A Problem describes the underlying cause of one or more Incidents that are being investigated. However, not all Incidents are investigated as Problems.For example, if the power-supply in a desktop computer blew up, it should be treated as an Incident, and the power-supply replaced. ( Although if the power supply is controlled by Change Management, it would need to be treated as a minor change request. ) However, if there was a spate of burntout power-supplies in the same model desktop, then an underlying Problem with the desktop may possibly exist and further investigation into the cause and potential solutions may be required.
For Incidents to be correctly categorized as a Problem, organizations must define the evaluation criteria. For example, raise a Problem if more than 10 Incidents are logged in the space of three hours that refer to the same Configuration Item.
After the underlying cause of a Problem has been diagnosed, it is referred to as a Known Error. At this point, the root cause of the Problem is known, and the most appropriate course of action is to be determined. This may take the form of a structural resolution by raising a request for change (RFC).
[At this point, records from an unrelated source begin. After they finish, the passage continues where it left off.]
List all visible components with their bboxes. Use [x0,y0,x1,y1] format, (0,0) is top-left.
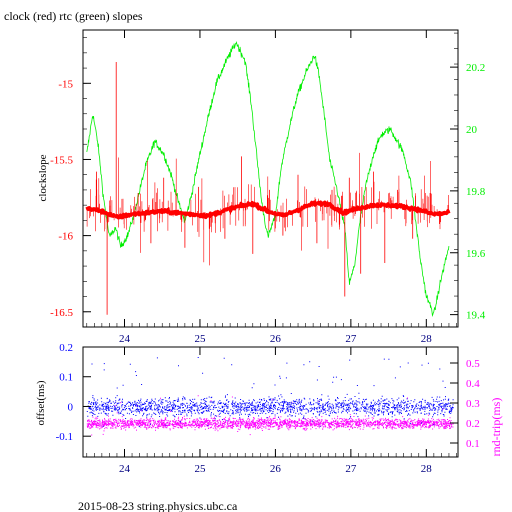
series-offset-scatter [86,357,454,428]
footer-text: 2015-08-23 string.physics.ubc.ca [78,499,238,512]
chart-title: clock (red) rtc (green) slopes [4,9,143,23]
x-tick-label: 27 [345,463,357,475]
x-tick-label: 26 [270,463,282,475]
series-rtc-line [86,41,450,317]
y-tick-label: 0.1 [59,372,73,384]
bottom-frame [82,346,459,458]
x-tick-label: 25 [194,463,206,475]
y-tick-label: -0.1 [56,431,73,443]
x-tick-label: 25 [194,333,206,345]
bottom-data-layer [86,357,454,436]
y-tick-label: -16 [58,231,73,243]
y2-tick-label: 0.2 [466,418,480,430]
y2-tick-label: 0.5 [466,358,480,370]
y2-axis-label-rndtrip: rnd-trip(ms) [489,398,503,457]
y-tick-label: -15 [58,78,73,90]
bottom-panel: 24 25 26 27 28 0.2 0.1 0 -0.1 0.5 0.4 0.3 0.2 0.1 off… [35,342,503,475]
top-axes: 24 25 26 27 28 -15 -15.5 -16 -16.5 20.2 20 19.8 19.6… [50,30,486,345]
top-panel: 24 25 26 27 28 -15 -15.5 -16 -16.5 20.2 20 19.8 19.6… [37,29,486,345]
y2-tick-label: 19.8 [466,186,486,198]
x-tick-label: 26 [270,333,282,345]
x-tick-label: 28 [421,463,433,475]
y2-tick-label: 19.4 [466,310,486,322]
y-tick-label: 0 [68,401,74,413]
y2-tick-label: 19.6 [466,248,486,260]
y2-tick-label: 0.1 [466,438,480,450]
y2-tick-label: 20.2 [466,62,485,74]
top-frame [82,29,459,328]
clock-noise-spikes [86,152,449,266]
x-tick-label: 24 [119,333,131,345]
y-axis-label-offset: offset(ms) [35,380,47,425]
x-tick-label: 28 [421,333,433,345]
series-clock-line [85,200,451,220]
bottom-axes: 24 25 26 27 28 0.2 0.1 0 -0.1 0.5 0.4 0.3 0.2 0.1 [56,342,481,475]
x-tick-label: 27 [345,333,357,345]
y2-tick-label: 0.3 [466,398,480,410]
x-tick-label: 24 [119,463,131,475]
y-tick-label: -15.5 [50,154,73,166]
y-axis-label-clockslope: clockslope [37,154,49,201]
y-tick-label: -16.5 [50,307,73,319]
y-tick-label: 0.2 [59,342,73,354]
y2-tick-label: 20 [466,124,478,136]
top-data-layer [85,41,451,317]
series-rndtrip-scatter [86,395,454,436]
y2-tick-label: 0.4 [466,378,480,390]
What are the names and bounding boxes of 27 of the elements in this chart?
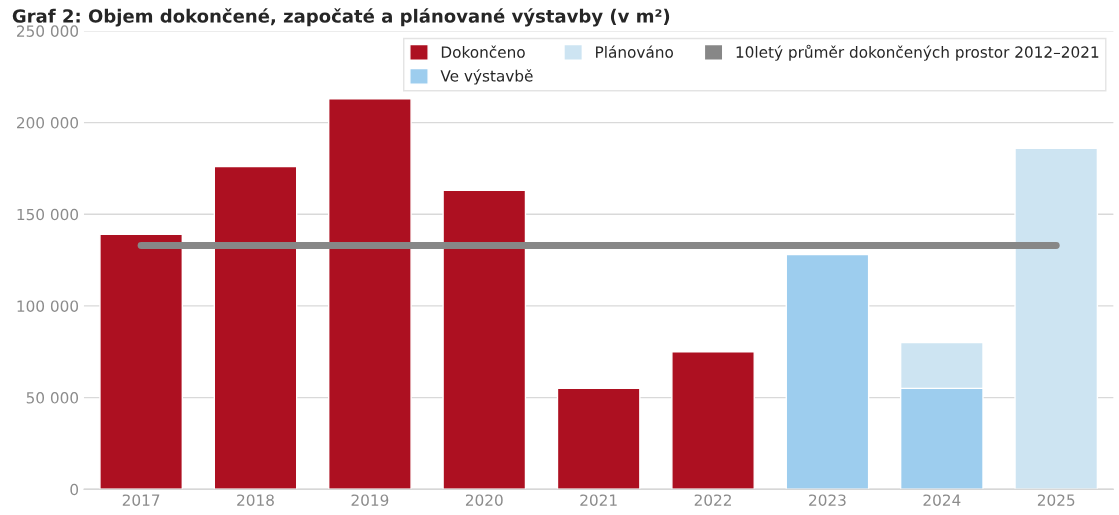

Alternatively, it may be decided, after consultation with Users and Customers, to implement a workaround or recovery action.
In the case of the above example:
Problem: Brand X Desktops no longer operating
Root Cause: Faulty power-supply in July ’09 models
Known Error: Warranty - replace with new power-supply
As part of the Problem Management Process, if a Problem is related to a Change Request and that related Change Request is closed, the Problem will be automatically closed. The system views the request hierarchy from low to high as Service Request, Incident, Problem and Change Request, and if a related request of a higher type is closed, all the lesser type requests are automatically closed.